Économie

Le mea culpa du FMI sur la Grèce: c'est pas moi c'est les autres

Temps de lecture : 2 min

Les autres? La BCE et l'Union européenne. Quant aux Grecs, ils vont connaître leur sixième année consécutive de récession...

Distribution de fruits et légumes à Athènes par des agriculteurs qui protestent contre une réforme de leur statut, en mai 2013. REUTERS/John Kolesidis
Distribution de fruits et légumes à Athènes par des agriculteurs qui protestent contre une réforme de leur statut, en mai 2013. REUTERS/John Kolesidis

Dans une note qui n’était pas destinée à la publication, le FMI admet des erreurs dans le plan de sauvetage de la Grèce auquel il a participé en 2010. Mais il n’est pas prêt à en endosser seul la responsabilité: intervenir dans une union monétaire comme la zone euro était une première et le fonctionnement de la troïka (FMI, BCE et Union européenne) n’aurait pas été optimal…

Reconnaître que les choses ne se sont pas passées comme prévu était inévitable. Au moment où le plan d’aide à la Grèce a été élaboré, il était prévu que le PIB baisserait de 5,5% entre 2009 et 2012; en fait la chute a été de 17%! Quant au taux de chômage, au lieu de s’établir à 15% comme prévu, il est monté en 2012 à 25%. Déjà, au début de cette année, le FMI avait admis qu’il s’était trompé dans son hypothèse de travail concernant le «multiplicateur budgétaire»: il avait estimé que le PIB baisserait simplement de 0,5 point pour chaque point d’ajustement budgétaire (baisse des dépenses ou hausse des impôts).

En fait, selon les calculs faits ultérieurement, ce multiplicateur aurait oscillé entre 0,9 et 1,7 point. Ce qui n’est pas une mince affaire: quand le multiplicateur est supérieur à un, cela veut dire que le PIB recule plus vite que le déficit public et que plus vous faites d’efforts, plus votre déficit s’aggrave en pourcentage du PIB...

Donc maintenant, le FMI est bien obligé d’admettre que ce programme de sauvetage a posé un problème. Mais la façon dont il le fait est assez originale. Car ses torts sont jugés très faibles. Selon les auteurs de la note, la conception générale du plan était appropriée; compte tenu de la gravité de la situation budgétaire du pays, il fallait y aller franchement; il n’est pas du tout certain qu’il aurait été possible de procéder plus doucement.

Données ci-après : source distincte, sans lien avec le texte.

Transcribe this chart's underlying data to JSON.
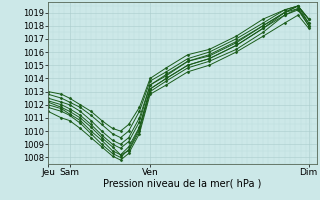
{
  "bg_color": "#cce8e8",
  "plot_bg_color": "#cce8e8",
  "grid_color_major": "#aacccc",
  "grid_color_minor": "#bbdddd",
  "line_color": "#1a5c1a",
  "marker_color": "#1a5c1a",
  "xlabel": "Pression niveau de la mer( hPa )",
  "ylim": [
    1007.5,
    1019.8
  ],
  "xlim": [
    0.0,
    1.0
  ],
  "yticks": [
    1008,
    1009,
    1010,
    1011,
    1012,
    1013,
    1014,
    1015,
    1016,
    1017,
    1018,
    1019
  ],
  "xtick_positions": [
    0.0,
    0.08,
    0.38,
    0.97
  ],
  "xtick_labels": [
    "Jeu",
    "Sam",
    "Ven",
    "Dim"
  ],
  "lines": [
    [
      0.0,
      1012.2,
      0.05,
      1011.8,
      0.08,
      1011.5,
      0.12,
      1011.0,
      0.16,
      1010.3,
      0.2,
      1009.5,
      0.24,
      1008.8,
      0.27,
      1008.2,
      0.3,
      1008.5,
      0.34,
      1010.0,
      0.38,
      1013.0,
      0.44,
      1013.8,
      0.52,
      1014.8,
      0.6,
      1015.3,
      0.7,
      1016.2,
      0.8,
      1017.5,
      0.88,
      1018.8,
      0.93,
      1019.3,
      0.97,
      1018.2
    ],
    [
      0.0,
      1011.8,
      0.05,
      1011.5,
      0.08,
      1011.2,
      0.12,
      1010.6,
      0.16,
      1009.8,
      0.2,
      1009.0,
      0.24,
      1008.3,
      0.27,
      1008.0,
      0.3,
      1008.6,
      0.34,
      1010.2,
      0.38,
      1013.2,
      0.44,
      1014.0,
      0.52,
      1015.0,
      0.6,
      1015.5,
      0.7,
      1016.5,
      0.8,
      1017.8,
      0.88,
      1019.0,
      0.93,
      1019.5,
      0.97,
      1018.5
    ],
    [
      0.0,
      1012.5,
      0.05,
      1012.2,
      0.08,
      1012.0,
      0.12,
      1011.5,
      0.16,
      1010.8,
      0.2,
      1010.0,
      0.24,
      1009.3,
      0.27,
      1009.0,
      0.3,
      1009.5,
      0.34,
      1011.0,
      0.38,
      1013.5,
      0.44,
      1014.2,
      0.52,
      1015.3,
      0.6,
      1015.8,
      0.7,
      1016.8,
      0.8,
      1018.0,
      0.88,
      1019.0,
      0.93,
      1019.5,
      0.97,
      1018.5
    ],
    [
      0.0,
      1012.8,
      0.05,
      1012.5,
      0.08,
      1012.2,
      0.12,
      1011.8,
      0.16,
      1011.2,
      0.2,
      1010.5,
      0.24,
      1009.8,
      0.27,
      1009.5,
      0.3,
      1010.0,
      0.34,
      1011.5,
      0.38,
      1013.8,
      0.44,
      1014.5,
      0.52,
      1015.5,
      0.6,
      1016.0,
      0.7,
      1017.0,
      0.8,
      1018.2,
      0.88,
      1019.2,
      0.93,
      1019.5,
      0.97,
      1018.2
    ],
    [
      0.0,
      1012.0,
      0.05,
      1011.7,
      0.08,
      1011.3,
      0.12,
      1010.8,
      0.16,
      1010.0,
      0.2,
      1009.3,
      0.24,
      1008.5,
      0.27,
      1008.2,
      0.3,
      1008.8,
      0.34,
      1010.3,
      0.38,
      1013.2,
      0.44,
      1014.0,
      0.52,
      1015.0,
      0.6,
      1015.5,
      0.7,
      1016.5,
      0.8,
      1017.8,
      0.88,
      1018.8,
      0.93,
      1019.2,
      0.97,
      1018.0
    ],
    [
      0.0,
      1011.5,
      0.05,
      1011.0,
      0.08,
      1010.8,
      0.12,
      1010.2,
      0.16,
      1009.5,
      0.2,
      1008.8,
      0.24,
      1008.1,
      0.27,
      1007.8,
      0.3,
      1008.3,
      0.34,
      1009.8,
      0.38,
      1012.8,
      0.44,
      1013.5,
      0.52,
      1014.5,
      0.6,
      1015.0,
      0.7,
      1016.0,
      0.8,
      1017.2,
      0.88,
      1018.2,
      0.93,
      1018.8,
      0.97,
      1017.8
    ],
    [
      0.0,
      1013.0,
      0.05,
      1012.8,
      0.08,
      1012.5,
      0.12,
      1012.0,
      0.16,
      1011.5,
      0.2,
      1010.8,
      0.24,
      1010.2,
      0.27,
      1010.0,
      0.3,
      1010.5,
      0.34,
      1011.8,
      0.38,
      1014.0,
      0.44,
      1014.8,
      0.52,
      1015.8,
      0.6,
      1016.2,
      0.7,
      1017.2,
      0.8,
      1018.5,
      0.88,
      1019.2,
      0.93,
      1019.5,
      0.97,
      1018.5
    ],
    [
      0.0,
      1012.3,
      0.05,
      1012.0,
      0.08,
      1011.7,
      0.12,
      1011.2,
      0.16,
      1010.5,
      0.2,
      1009.7,
      0.24,
      1009.0,
      0.27,
      1008.7,
      0.3,
      1009.2,
      0.34,
      1010.7,
      0.38,
      1013.5,
      0.44,
      1014.3,
      0.52,
      1015.3,
      0.6,
      1015.7,
      0.7,
      1016.7,
      0.8,
      1018.0,
      0.88,
      1019.0,
      0.93,
      1019.3,
      0.97,
      1018.0
    ]
  ]
}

C’est peut-être vrai, mais dans le bulletin du FMI du 18 janvier dernier, un certain M. Thomsen affirmait le contraire: «Dès le début, le FMI a préconisé une période d’ajustement plus longue.» Il faudrait savoir…

En tout cas, le FMI ne se reconnaît en fait qu’une seule maladresse: il aurait dû être un peu moins interventionniste dans l’administration fiscale grecque de façon à donner au pays la possibilité de s’approprier davantage les réformes nécessaires. Pour le reste, s’il y a eu des problèmes, c’est surtout parce que le pays est membre de la zone euro et qu’il fallait travailler avec ses partenaires.

A la différence de ses interventions dans les pays émergents aux côtés de la Banque mondiale, où chacun sait ce qu’il a à faire, le FMI déplore qu’il n’y ait pas eu une claire répartition des tâches au sein de la troïka. Un des principaux enseignements de la crise grecque serait donc la nécessité de rationaliser le processus d’intervention avec la BCE et l’Union européenne.

Par exemple, le FMI souligne que le problème de la dette grecque a été aggravé par le fait que la restructuration de cette dette a eu lieu trop tardivement. Sans que cela soit dit nettement, on peut comprendre que l’affaire aurait plus rondement menée si le FMI avait été seul aux manettes.

Comme on pouvait s’y attendre, cette note a été assez mal accueillie en Europe et un porte-parole du FMI a dû tenter de rattraper le coup en affirmant que la troïka avait bien travaillé. Mais, sur le fond, il paraît difficile de considérer le texte du FMI comme un véritable mea culpa.

En tout cas, rien ne change pour les Grecs, qui sont bien partis pour connaître leur sixième année consécutive de récession, avec encore un recul de 4,2 % du PIB en 2013, juste un peu moins prononcé que la chute des années précédentes (7,1% en 2011, 6,4% en 2012), selon le FMI.